Several “holes” were identified in collection: tax evasion by high-net worth individuals, customs fraud, corporate tax evasion and “massive manipulation of the value-added tax system”.

Davis says the extra R3 billion allocated to SARS in the February Budget will go a long way in rebuilding SARS’ IT capability and funding “boots on the ground” – legal and accounting professionals.

WHO IS BEING TARGETED?

Davis says people who are generally tax compliant will not be hounded for “a couple of thousand rands here or there”. The people of interest are those whose lavish lifestyles are incongruent with the amount of tax they are paying.

“If you look at the tax figures, only about 5 000 people have a taxable income of R5m or more. And that makes no sense to me, because if you drive through Bryanston, Bishopscourt or similar neighbourhoods and count the houses … you have to be earning significant sums of money to be able to afford houses like that.

“We did a study the other day where a whole lot of people with very fancy Ferraris parked outside a hotel. A colleague at SARS took the registration numbers of 26 of these Ferraris and correlated them with the taxable income the owners provided on their returns. It turns out that none of these people returned a taxable income of more than R400 000 a year.

“People say to me that I want to tackle them. I don’t, and neither does SARS want to tackle people who drive Ferraris but reflect their proper taxable income. But you can’t have a country where people are doing this.”

He believes we should investigate and prosecute where needed. Making an example out of a few prominent individuals, and ultimately having them end up in jail, would be an effective deterrent.

WEALTH TAXES

Davis says there are good reasons for taxing the wealthy in South Africa. “If you look at the Gini coefficient, which measures inequality of wealth, we are, together with Brazil, the most unequal society on Earth.
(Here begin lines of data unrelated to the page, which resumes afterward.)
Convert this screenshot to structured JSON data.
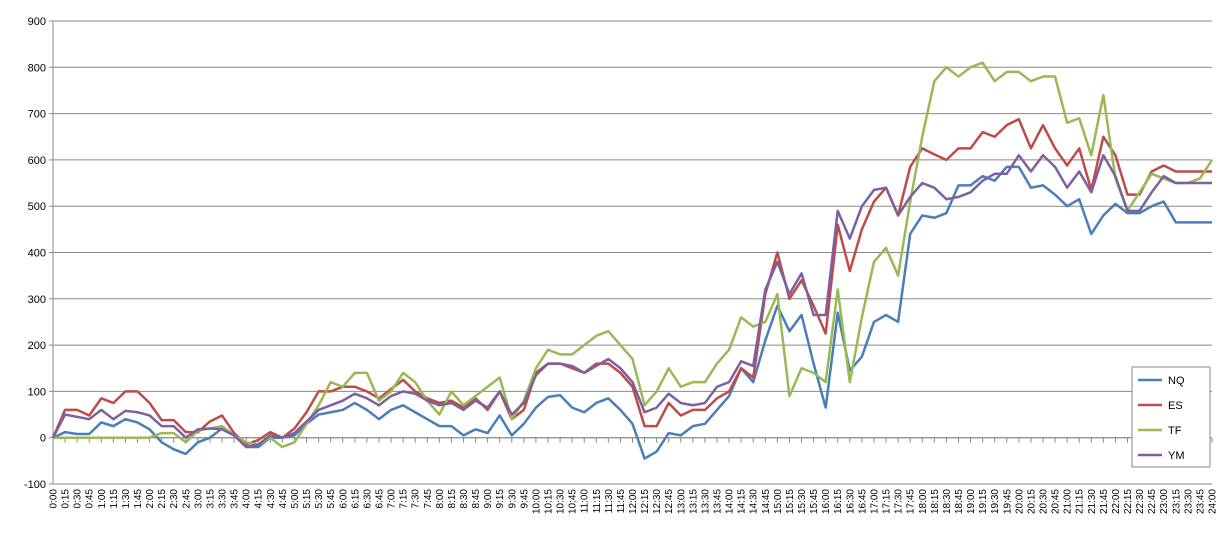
{
  "chart_data": {
    "type": "line",
    "categories": [
      "0:00",
      "0:15",
      "0:30",
      "0:45",
      "1:00",
      "1:15",
      "1:30",
      "1:45",
      "2:00",
      "2:15",
      "2:30",
      "2:45",
      "3:00",
      "3:15",
      "3:30",
      "3:45",
      "4:00",
      "4:15",
      "4:30",
      "4:45",
      "5:00",
      "5:15",
      "5:30",
      "5:45",
      "6:00",
      "6:15",
      "6:30",
      "6:45",
      "7:00",
      "7:15",
      "7:30",
      "7:45",
      "8:00",
      "8:15",
      "8:30",
      "8:45",
      "9:00",
      "9:15",
      "9:30",
      "9:45",
      "10:00",
      "10:15",
      "10:30",
      "10:45",
      "11:00",
      "11:15",
      "11:30",
      "11:45",
      "12:00",
      "12:15",
      "12:30",
      "12:45",
      "13:00",
      "13:15",
      "13:30",
      "13:45",
      "14:00",
      "14:15",
      "14:30",
      "14:45",
      "15:00",
      "15:15",
      "15:30",
      "15:45",
      "16:00",
      "16:15",
      "16:30",
      "16:45",
      "17:00",
      "17:15",
      "17:30",
      "17:45",
      "18:00",
      "18:15",
      "18:30",
      "18:45",
      "19:00",
      "19:15",
      "19:30",
      "19:45",
      "20:00",
      "20:15",
      "20:30",
      "20:45",
      "21:00",
      "21:15",
      "21:30",
      "21:45",
      "22:00",
      "22:15",
      "22:30",
      "22:45",
      "23:00",
      "23:15",
      "23:30",
      "23:45",
      "24:00"
    ],
    "series": [
      {
        "name": "NQ",
        "color": "#4a7ebb",
        "values": [
          0,
          12,
          8,
          8,
          33,
          25,
          40,
          33,
          18,
          -10,
          -25,
          -35,
          -10,
          0,
          20,
          5,
          -20,
          -20,
          0,
          0,
          5,
          30,
          50,
          55,
          60,
          75,
          60,
          40,
          60,
          70,
          55,
          40,
          25,
          25,
          5,
          18,
          10,
          48,
          5,
          30,
          65,
          88,
          92,
          65,
          55,
          75,
          85,
          60,
          30,
          -45,
          -30,
          10,
          5,
          25,
          30,
          60,
          90,
          150,
          120,
          210,
          285,
          230,
          265,
          160,
          65,
          270,
          145,
          175,
          250,
          265,
          250,
          440,
          480,
          475,
          485,
          545,
          545,
          565,
          555,
          585,
          585,
          540,
          545,
          525,
          500,
          515,
          440,
          480,
          505,
          485,
          485,
          500,
          510,
          465,
          465,
          465,
          465
        ]
      },
      {
        "name": "ES",
        "color": "#be4b48",
        "values": [
          0,
          60,
          60,
          48,
          85,
          75,
          100,
          100,
          75,
          38,
          38,
          12,
          12,
          35,
          48,
          10,
          -15,
          -5,
          12,
          0,
          20,
          55,
          100,
          100,
          110,
          110,
          100,
          85,
          105,
          125,
          100,
          85,
          75,
          80,
          65,
          85,
          60,
          100,
          40,
          60,
          140,
          160,
          160,
          150,
          140,
          160,
          160,
          140,
          110,
          25,
          25,
          75,
          48,
          60,
          60,
          85,
          100,
          150,
          130,
          310,
          400,
          300,
          340,
          285,
          225,
          460,
          360,
          450,
          510,
          540,
          480,
          585,
          625,
          612,
          600,
          625,
          625,
          660,
          650,
          675,
          688,
          625,
          675,
          625,
          588,
          625,
          535,
          650,
          610,
          525,
          525,
          575,
          588,
          575,
          575,
          575,
          575
        ]
      },
      {
        "name": "TF",
        "color": "#98b954",
        "values": [
          0,
          0,
          0,
          0,
          0,
          0,
          0,
          0,
          0,
          10,
          10,
          -10,
          15,
          20,
          25,
          5,
          -10,
          -15,
          0,
          -20,
          -10,
          30,
          70,
          120,
          110,
          140,
          140,
          80,
          100,
          140,
          120,
          80,
          50,
          100,
          70,
          90,
          110,
          130,
          40,
          80,
          150,
          190,
          180,
          180,
          200,
          220,
          230,
          200,
          170,
          70,
          100,
          150,
          110,
          120,
          120,
          160,
          190,
          260,
          240,
          250,
          310,
          90,
          150,
          140,
          120,
          320,
          120,
          260,
          380,
          410,
          350,
          510,
          650,
          770,
          800,
          780,
          800,
          810,
          770,
          790,
          790,
          770,
          780,
          780,
          680,
          690,
          610,
          740,
          560,
          490,
          530,
          570,
          560,
          550,
          550,
          560,
          600
        ]
      },
      {
        "name": "YM",
        "color": "#7d60a0",
        "values": [
          0,
          50,
          45,
          40,
          60,
          40,
          58,
          55,
          48,
          25,
          25,
          0,
          18,
          20,
          18,
          5,
          -20,
          -15,
          5,
          0,
          10,
          35,
          60,
          70,
          80,
          95,
          85,
          70,
          90,
          100,
          95,
          80,
          70,
          75,
          60,
          80,
          65,
          100,
          50,
          75,
          135,
          160,
          160,
          155,
          140,
          155,
          170,
          150,
          120,
          55,
          65,
          95,
          75,
          70,
          75,
          110,
          120,
          165,
          155,
          320,
          380,
          310,
          355,
          265,
          265,
          490,
          430,
          500,
          535,
          540,
          480,
          520,
          550,
          540,
          515,
          520,
          530,
          555,
          570,
          570,
          610,
          575,
          610,
          585,
          540,
          575,
          530,
          610,
          565,
          490,
          490,
          530,
          565,
          550,
          550,
          550,
          550
        ]
      }
    ],
    "ylim": [
      -100,
      900
    ],
    "yticks": [
      -100,
      0,
      100,
      200,
      300,
      400,
      500,
      600,
      700,
      800,
      900
    ],
    "grid": true,
    "legend": "lower right"
  }
}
And that presents a number of problems: it undermines the legitimacy of the economic system, and it provides a lot of scope for populists.

“However, that does not mean you automatically plunge into a wealth tax. Apart from first having to define what you mean by wealth – is it defined by income or assets? – you need a knowledge of the asset base: of what it is that people own in the country. And we are nowhere near that.”

Another consideration is whether the tax base – the small number of individuals on whom such a tax would be imposed – would bring in enough revenue to warrant its implementation.

Davis says an existing tax, estate duty, which is essentially a wealth tax, is a far better route to address inequality. Currently, estate duty brings in about R8bn a year. Davis says it is curious that the government has overlooked this tax. While estate duty could be reduced for middle-class South Africans, it could be aggressively stepped up on the wealthy. “If we can steer the debate more in that direction, it would be a much more fruitful form of inquiry,” he says.

This would go hand in hand with anti-avoidance measures against the use of trusts to bypass estate duty.

TAX MORALITY

“The other thing that always comes up when we talk about tax collection is the issue of state corruption,” says Davis. “I would like to think that the vast majority of South Africans understand the levels of inequality in our country and will gladly pay tax to help bridge the divide, provided the money goes towards the upliftment of the people who really need it.

“Therein lies a big problem. As the extent of state corruption is revealed, people are more likely to say: ‘Why should I hand over my money to the government; it’s just going to be stolen?’

“The only way to change that mindset is through improved service delivery,” Davis says.

Despite the challenges, he believes the direction Sars has taken under Commissioner Edward Kieswetter is positive for South Africa.